Andreas Katsiotis

The chromosomal distributions of Ty1-copia group retrotransposable elements in higher plants and their implications for genome evolution

Retrotransposons make up a major fraction – sometimes more than 40% – of all plant genomes investigated so far. We have isolated the reverse transcriptase domains of the Ty1-copia group elements from several species, ranging in genome size from some 100 Mbp to 23 000 Mbp, and determined the distribution patterns of these retrotransposons on metaphase chromosomes and within interphase nuclei by DNA:DNA in situ hybridization. With some exceptions, the reverse transcriptase domains were distributed over the length of the chromosomes.
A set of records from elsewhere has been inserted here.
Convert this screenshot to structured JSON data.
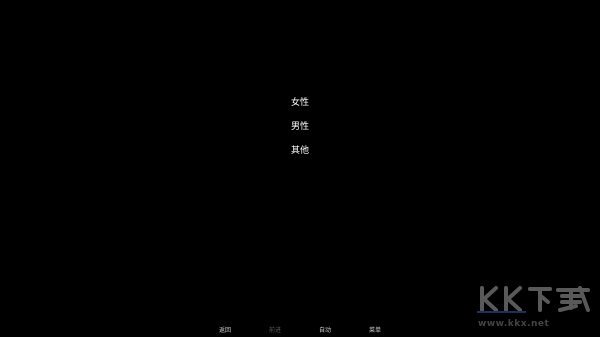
{
  "choices": [
    {
      "label": "女性"
    },
    {
      "label": "男性"
    },
    {
      "label": "其他"
    }
  ],
  "quick_menu": {
    "items": [
      {
        "label": "返回",
        "enabled": true
      },
      {
        "label": "前进",
        "enabled": false
      },
      {
        "label": "自动",
        "enabled": true
      },
      {
        "label": "菜单",
        "enabled": true
      }
    ]
  },
  "watermark": {
    "logo_text": "KK下载",
    "url": "www.kkx.net"
  },
  "colors": {
    "background": "#000000",
    "choice_text": "#ffffff",
    "menu_text": "#cfcfcf",
    "menu_disabled": "#5a5a5a"
  }
}
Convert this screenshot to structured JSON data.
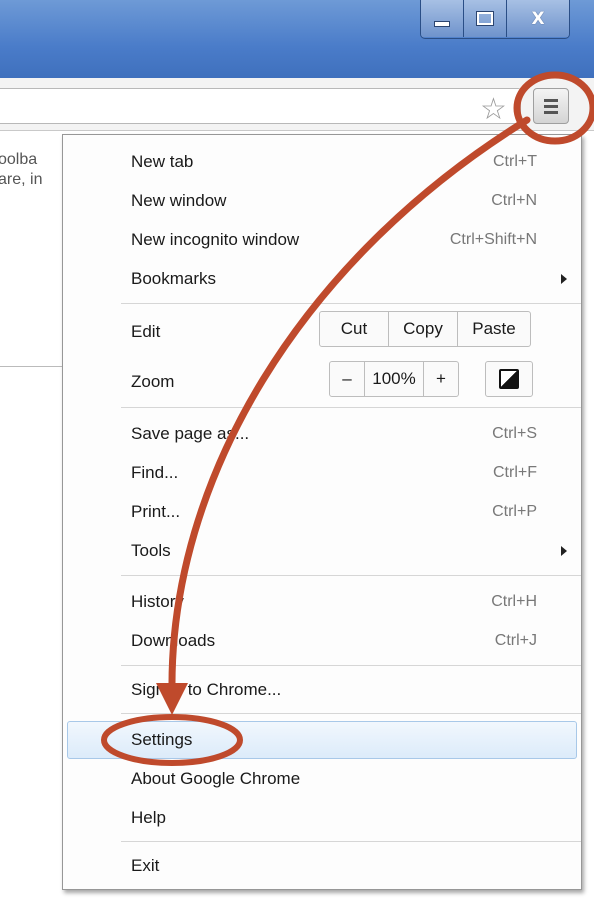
{
  "window": {
    "min_glyph": "",
    "max_glyph": "",
    "close_glyph": "X"
  },
  "page": {
    "text_line1": "oolba",
    "text_line2": "are, in"
  },
  "menu": {
    "items": [
      {
        "label": "New tab",
        "shortcut": "Ctrl+T"
      },
      {
        "label": "New window",
        "shortcut": "Ctrl+N"
      },
      {
        "label": "New incognito window",
        "shortcut": "Ctrl+Shift+N"
      },
      {
        "label": "Bookmarks",
        "shortcut": ""
      }
    ],
    "edit": {
      "label": "Edit",
      "cut": "Cut",
      "copy": "Copy",
      "paste": "Paste"
    },
    "zoom": {
      "label": "Zoom",
      "minus": "–",
      "level": "100%",
      "plus": "+"
    },
    "items2": [
      {
        "label": "Save page as...",
        "shortcut": "Ctrl+S"
      },
      {
        "label": "Find...",
        "shortcut": "Ctrl+F"
      },
      {
        "label": "Print...",
        "shortcut": "Ctrl+P"
      },
      {
        "label": "Tools",
        "shortcut": ""
      }
    ],
    "items3": [
      {
        "label": "History",
        "shortcut": "Ctrl+H"
      },
      {
        "label": "Downloads",
        "shortcut": "Ctrl+J"
      }
    ],
    "signin": "Sign in to Chrome...",
    "items4": [
      {
        "label": "Settings"
      },
      {
        "label": "About Google Chrome"
      },
      {
        "label": "Help"
      }
    ],
    "exit": "Exit"
  },
  "colors": {
    "annotation": "#bf4a2c",
    "highlight_border": "#a8c8e8",
    "titlebar": "#4a7cc9"
  }
}
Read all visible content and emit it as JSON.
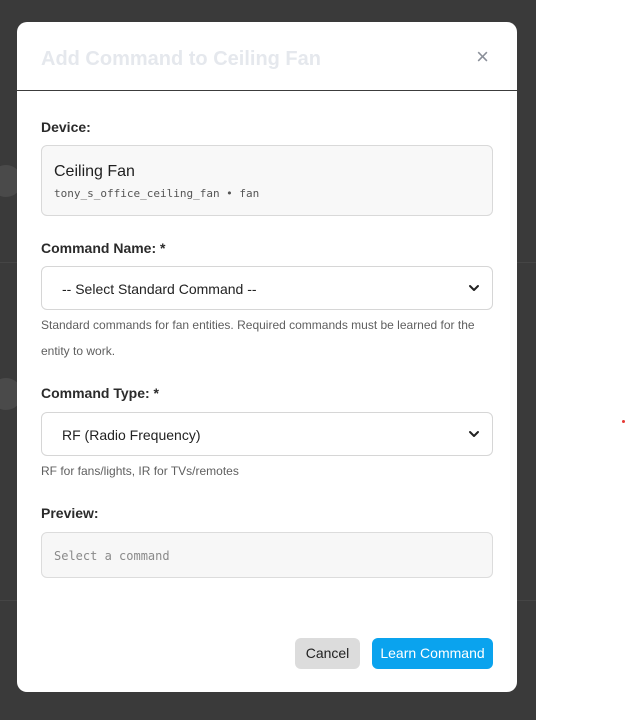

Exclusion from rDNA sites and some centromeres (e.g., slash pine, 23 000 Mbp, or barley, 5500 Mbp) is frequent, whereas many species exclude retrotransposons from other sites of heterochromatin (e.g., intercalary and centromeric sites in broad bean). In contrast, in the plant Arabidopsis thaliana, widely used for plant molecular genetic studies because of its small genome (c. 100 Mbp), the Ty1-copia group reverse transcriptase gene domains are concentrated in the centromeric regions, collocalizing with the 180 bp satellite sequence pAL1. Unlike the pAL1 sequence, however, the Ty1-copia signal is also detectable as weaker, diffuse hybridization along the lengths of the chromosomes. Possible mechanisms for evolution of the contrasting distributions are discussed. Understanding the physical distribution of retrotransposons and comparisons of the distribution between species is critical to understanding their evolution and the significance for generation of the new patterns of variability and in speciation.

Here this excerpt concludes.